- Born: Aziza Chaouni
- Known for: Architecture

= Aziza Chaouni =

Moroccan architect

Aziza Chaouni (عزيزة شاؤني) is a Moroccan architect who teaches at the University of Toronto.

==Detail==
She is the founder of Aziza Chaouni Projects and associate professor at the John H. Daniels Faculty of Architecture, Landscape and Design in Toronto. She leads Designing Ecological Tourism (DET), "a collaborative research platform that investigates the challenges faced by ecotourism in the developing world."

Chaouni has a postgraduate degree from Harvard Graduate School of Design and a BSc in Civil Engineering from Columbia University. Starting in 2009 she led a project to rehabilitate the Fez River in her hometown of Fez, Morocco, as part of a larger restoration effort in the area which lasted several years and required engineering and architectural expertise.
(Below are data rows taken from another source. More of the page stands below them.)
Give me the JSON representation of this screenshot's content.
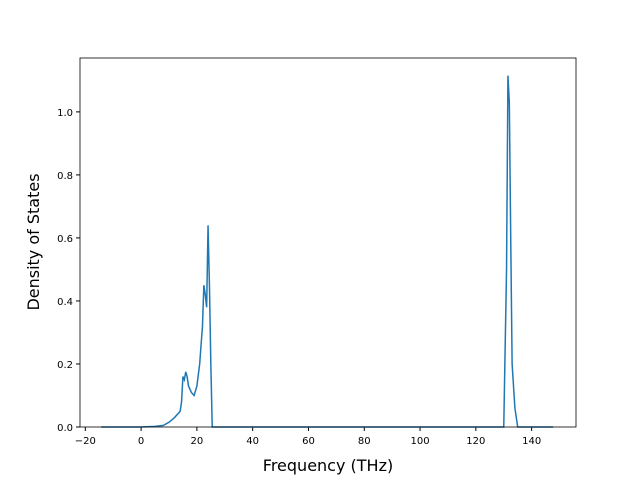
{
  "chart_data": {
    "type": "line",
    "xlabel": "Frequency (THz)",
    "ylabel": "Density of States",
    "series": [
      {
        "color": "#1f77b4",
        "x": [
          -14.3,
          0,
          5,
          8,
          10,
          12,
          14,
          14.5,
          15,
          15.5,
          16,
          16.5,
          17,
          18,
          19,
          20,
          21,
          22,
          22.5,
          23,
          23.5,
          24,
          24.5,
          25,
          25.5,
          130,
          131,
          131.5,
          132,
          132.5,
          133,
          134,
          135,
          147.7
        ],
        "values": [
          0,
          0,
          0.002,
          0.005,
          0.015,
          0.03,
          0.05,
          0.08,
          0.16,
          0.15,
          0.175,
          0.16,
          0.13,
          0.11,
          0.1,
          0.13,
          0.2,
          0.32,
          0.45,
          0.42,
          0.38,
          0.64,
          0.45,
          0.2,
          0,
          0,
          0.5,
          1.115,
          1.03,
          0.6,
          0.2,
          0.06,
          0,
          0
        ]
      }
    ],
    "xlim": [
      -21.9,
      155.9
    ],
    "xticks": [
      {
        "value": -20,
        "label": "−20"
      },
      0,
      20,
      40,
      60,
      80,
      100,
      120,
      140
    ],
    "ylim": [
      0,
      1.171
    ],
    "yticks": [
      {
        "value": 0,
        "label": "0.0"
      },
      0.2,
      0.4,
      0.6,
      0.8,
      {
        "value": 1,
        "label": "1.0"
      }
    ]
  }
}
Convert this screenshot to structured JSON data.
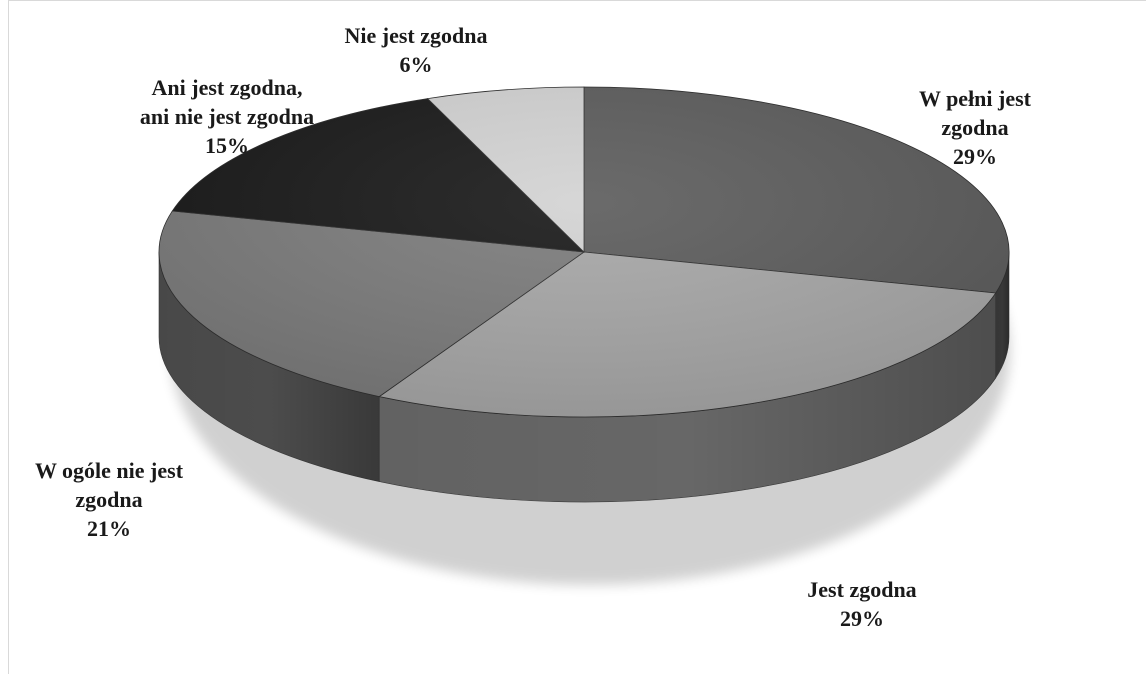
{
  "chart_data": {
    "type": "pie",
    "title": "",
    "slices": [
      {
        "label_lines": [
          "W pełni jest",
          "zgodna"
        ],
        "value_label": "29%",
        "value": 29,
        "color": "#5a5a5a"
      },
      {
        "label_lines": [
          "Jest zgodna"
        ],
        "value_label": "29%",
        "value": 29,
        "color": "#a6a6a6"
      },
      {
        "label_lines": [
          "W ogóle nie jest",
          "zgodna"
        ],
        "value_label": "21%",
        "value": 21,
        "color": "#7a7a7a"
      },
      {
        "label_lines": [
          "Ani jest zgodna,",
          "ani nie jest zgodna"
        ],
        "value_label": "15%",
        "value": 15,
        "color": "#161616"
      },
      {
        "label_lines": [
          "Nie jest zgodna"
        ],
        "value_label": "6%",
        "value": 6,
        "color": "#d2d2d2"
      }
    ],
    "legend": "none",
    "style": "3d-pie"
  }
}
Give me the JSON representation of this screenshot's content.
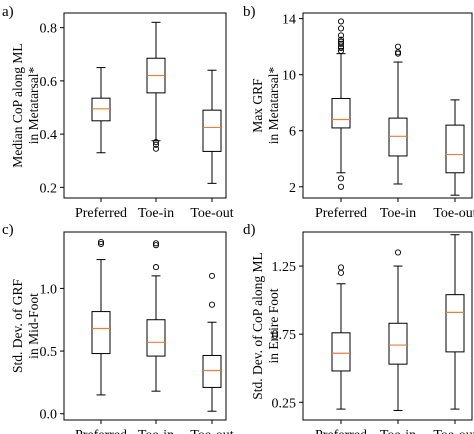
{
  "chart_data": [
    {
      "panel": "a)",
      "type": "box",
      "ylabel": [
        "Median CoP along ML",
        "in Metatarsal*"
      ],
      "ylim": [
        0.16,
        0.855
      ],
      "yticks": [
        0.2,
        0.4,
        0.6,
        0.8
      ],
      "ytick_labels": [
        "0.2",
        "0.4",
        "0.6",
        "0.8"
      ],
      "categories": [
        "Preferred",
        "Toe-in",
        "Toe-out"
      ],
      "boxes": [
        {
          "whislo": 0.33,
          "q1": 0.45,
          "med": 0.495,
          "q3": 0.535,
          "whishi": 0.65,
          "fliers": []
        },
        {
          "whislo": 0.375,
          "q1": 0.555,
          "med": 0.62,
          "q3": 0.685,
          "whishi": 0.82,
          "fliers": [
            0.345,
            0.36,
            0.37
          ]
        },
        {
          "whislo": 0.215,
          "q1": 0.335,
          "med": 0.425,
          "q3": 0.49,
          "whishi": 0.64,
          "fliers": []
        }
      ]
    },
    {
      "panel": "b)",
      "type": "box",
      "ylabel": [
        "Max GRF",
        "in Metatarsal*"
      ],
      "ylim": [
        1.2,
        14.4
      ],
      "yticks": [
        2,
        6,
        10,
        14
      ],
      "ytick_labels": [
        "2",
        "6",
        "10",
        "14"
      ],
      "categories": [
        "Preferred",
        "Toe-in",
        "Toe-out"
      ],
      "boxes": [
        {
          "whislo": 3.0,
          "q1": 6.2,
          "med": 6.8,
          "q3": 8.3,
          "whishi": 11.5,
          "fliers": [
            2.0,
            2.6,
            11.7,
            11.9,
            12.0,
            12.2,
            12.35,
            12.5,
            12.8,
            13.3,
            13.8
          ]
        },
        {
          "whislo": 2.2,
          "q1": 4.2,
          "med": 5.6,
          "q3": 6.9,
          "whishi": 10.9,
          "fliers": [
            11.5,
            11.6,
            12.0
          ]
        },
        {
          "whislo": 1.4,
          "q1": 3.0,
          "med": 4.3,
          "q3": 6.4,
          "whishi": 8.2,
          "fliers": []
        }
      ]
    },
    {
      "panel": "c)",
      "type": "box",
      "ylabel": [
        "Std. Dev. of GRF",
        "in Mid-Foot"
      ],
      "ylim": [
        -0.05,
        1.45
      ],
      "yticks": [
        0.0,
        0.5,
        1.0
      ],
      "ytick_labels": [
        "0.0",
        "0.5",
        "1.0"
      ],
      "categories": [
        "Preferred",
        "Toe-in",
        "Toe-out"
      ],
      "boxes": [
        {
          "whislo": 0.15,
          "q1": 0.48,
          "med": 0.68,
          "q3": 0.815,
          "whishi": 1.23,
          "fliers": [
            1.355,
            1.37
          ]
        },
        {
          "whislo": 0.18,
          "q1": 0.46,
          "med": 0.57,
          "q3": 0.75,
          "whishi": 1.1,
          "fliers": [
            1.17,
            1.345,
            1.36
          ]
        },
        {
          "whislo": 0.02,
          "q1": 0.21,
          "med": 0.345,
          "q3": 0.465,
          "whishi": 0.73,
          "fliers": [
            0.87,
            1.1
          ]
        }
      ]
    },
    {
      "panel": "d)",
      "type": "box",
      "ylabel": [
        "Std. Dev. of CoP along ML",
        "in Entire Foot"
      ],
      "ylim": [
        0.12,
        1.5
      ],
      "yticks": [
        0.25,
        0.75,
        1.25
      ],
      "ytick_labels": [
        "0.25",
        "0.75",
        "1.25"
      ],
      "categories": [
        "Preferred",
        "Toe-in",
        "Toe-out"
      ],
      "boxes": [
        {
          "whislo": 0.2,
          "q1": 0.48,
          "med": 0.61,
          "q3": 0.76,
          "whishi": 1.12,
          "fliers": [
            1.2,
            1.24
          ]
        },
        {
          "whislo": 0.19,
          "q1": 0.53,
          "med": 0.67,
          "q3": 0.83,
          "whishi": 1.25,
          "fliers": [
            1.35
          ]
        },
        {
          "whislo": 0.2,
          "q1": 0.62,
          "med": 0.91,
          "q3": 1.04,
          "whishi": 1.48,
          "fliers": []
        }
      ]
    }
  ],
  "colors": {
    "median": "#e8803a",
    "box": "#000000",
    "frame": "#000000"
  }
}
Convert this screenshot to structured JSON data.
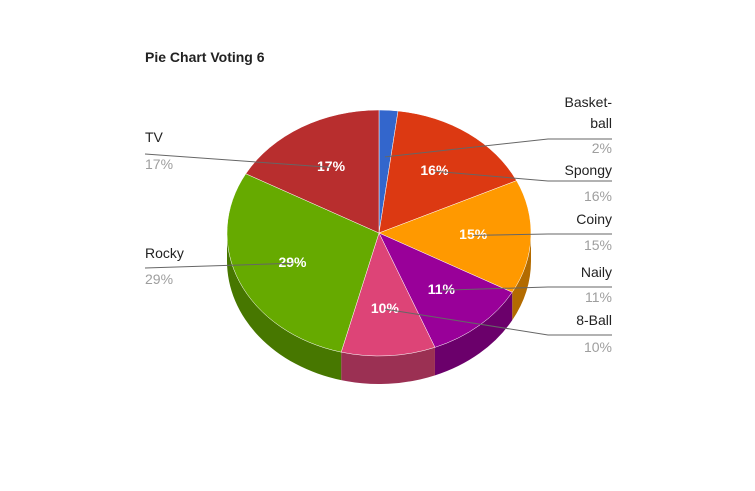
{
  "chart_data": {
    "type": "pie3d",
    "title": "Pie Chart Voting 6",
    "categories": [
      "Basket-ball",
      "Spongy",
      "Coiny",
      "Naily",
      "8-Ball",
      "Rocky",
      "TV"
    ],
    "values": [
      2,
      16,
      15,
      11,
      10,
      29,
      17
    ],
    "value_labels": [
      "2%",
      "16%",
      "15%",
      "11%",
      "10%",
      "29%",
      "17%"
    ],
    "colors": [
      "#3366cc",
      "#dc3912",
      "#ff9900",
      "#990099",
      "#dd4477",
      "#66aa00",
      "#b82e2e"
    ]
  }
}
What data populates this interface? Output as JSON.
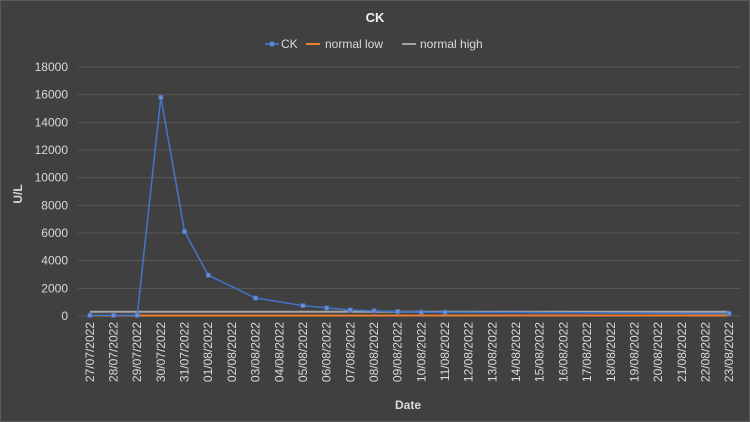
{
  "chart_data": {
    "type": "line",
    "title": "CK",
    "xlabel": "Date",
    "ylabel": "U/L",
    "ylim": [
      0,
      18000
    ],
    "yticks": [
      "0",
      "2000",
      "4000",
      "6000",
      "8000",
      "10000",
      "12000",
      "14000",
      "16000",
      "18000"
    ],
    "grid": true,
    "legend_position": "top",
    "categories": [
      "27/07/2022",
      "28/07/2022",
      "29/07/2022",
      "30/07/2022",
      "31/07/2022",
      "01/08/2022",
      "02/08/2022",
      "03/08/2022",
      "04/08/2022",
      "05/08/2022",
      "06/08/2022",
      "07/08/2022",
      "08/08/2022",
      "09/08/2022",
      "10/08/2022",
      "11/08/2022",
      "12/08/2022",
      "13/08/2022",
      "14/08/2022",
      "15/08/2022",
      "16/08/2022",
      "17/08/2022",
      "18/08/2022",
      "19/08/2022",
      "20/08/2022",
      "21/08/2022",
      "22/08/2022",
      "23/08/2022"
    ],
    "series": [
      {
        "name": "CK",
        "color": "#4472c4",
        "markers": true,
        "points": [
          {
            "date": "27/07/2022",
            "value": 50
          },
          {
            "date": "28/07/2022",
            "value": 50
          },
          {
            "date": "29/07/2022",
            "value": 50
          },
          {
            "date": "30/07/2022",
            "value": 15800
          },
          {
            "date": "31/07/2022",
            "value": 6100
          },
          {
            "date": "01/08/2022",
            "value": 2950
          },
          {
            "date": "03/08/2022",
            "value": 1300
          },
          {
            "date": "05/08/2022",
            "value": 750
          },
          {
            "date": "06/08/2022",
            "value": 580
          },
          {
            "date": "07/08/2022",
            "value": 430
          },
          {
            "date": "08/08/2022",
            "value": 370
          },
          {
            "date": "09/08/2022",
            "value": 320
          },
          {
            "date": "10/08/2022",
            "value": 280
          },
          {
            "date": "11/08/2022",
            "value": 270
          },
          {
            "date": "23/08/2022",
            "value": 180
          }
        ]
      },
      {
        "name": "normal low",
        "color": "#ed7d31",
        "markers": false,
        "constant": 39
      },
      {
        "name": "normal high",
        "color": "#a5a5a5",
        "markers": false,
        "constant": 308
      }
    ]
  }
}
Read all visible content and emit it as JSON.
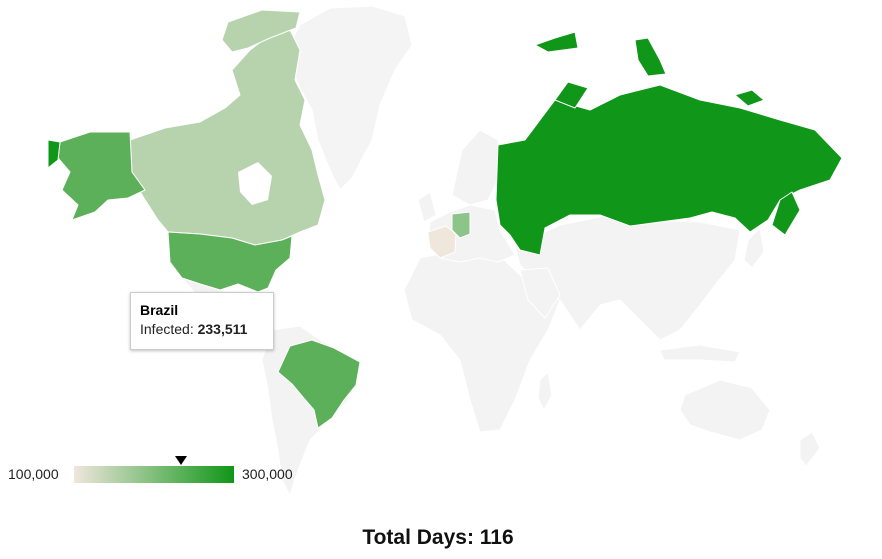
{
  "map": {
    "metric_label": "Infected",
    "color_scale": {
      "min_color": "#efe6dc",
      "max_color": "#109618",
      "no_data_color": "#f5f5f5"
    },
    "regions": [
      {
        "name": "United States",
        "level": "mid-high"
      },
      {
        "name": "Canada",
        "level": "low"
      },
      {
        "name": "Greenland",
        "level": "no-data"
      },
      {
        "name": "Russia",
        "level": "max"
      },
      {
        "name": "Brazil",
        "level": "mid"
      },
      {
        "name": "Germany",
        "level": "low-mid"
      },
      {
        "name": "France",
        "level": "min"
      }
    ]
  },
  "tooltip": {
    "country": "Brazil",
    "metric_label": "Infected:",
    "value": "233,511"
  },
  "legend": {
    "min_label": "100,000",
    "max_label": "300,000",
    "min_value": 100000,
    "max_value": 300000,
    "marker_value": 233511
  },
  "footer": {
    "total_days_text": "Total Days: 116"
  }
}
In 2014 she gave a TED talk on this project.

In 2016 she helped to renovate the oldest functioning library in the world, the library at al-Qarawiyyin University, built in 859 by Fatima Al-Fihria. She was also in charge of the restoration of Jean-François Zevaco's brutalist Sidi Harazem Bath Complex, leading a team of architects, engineers, researchers and photographers.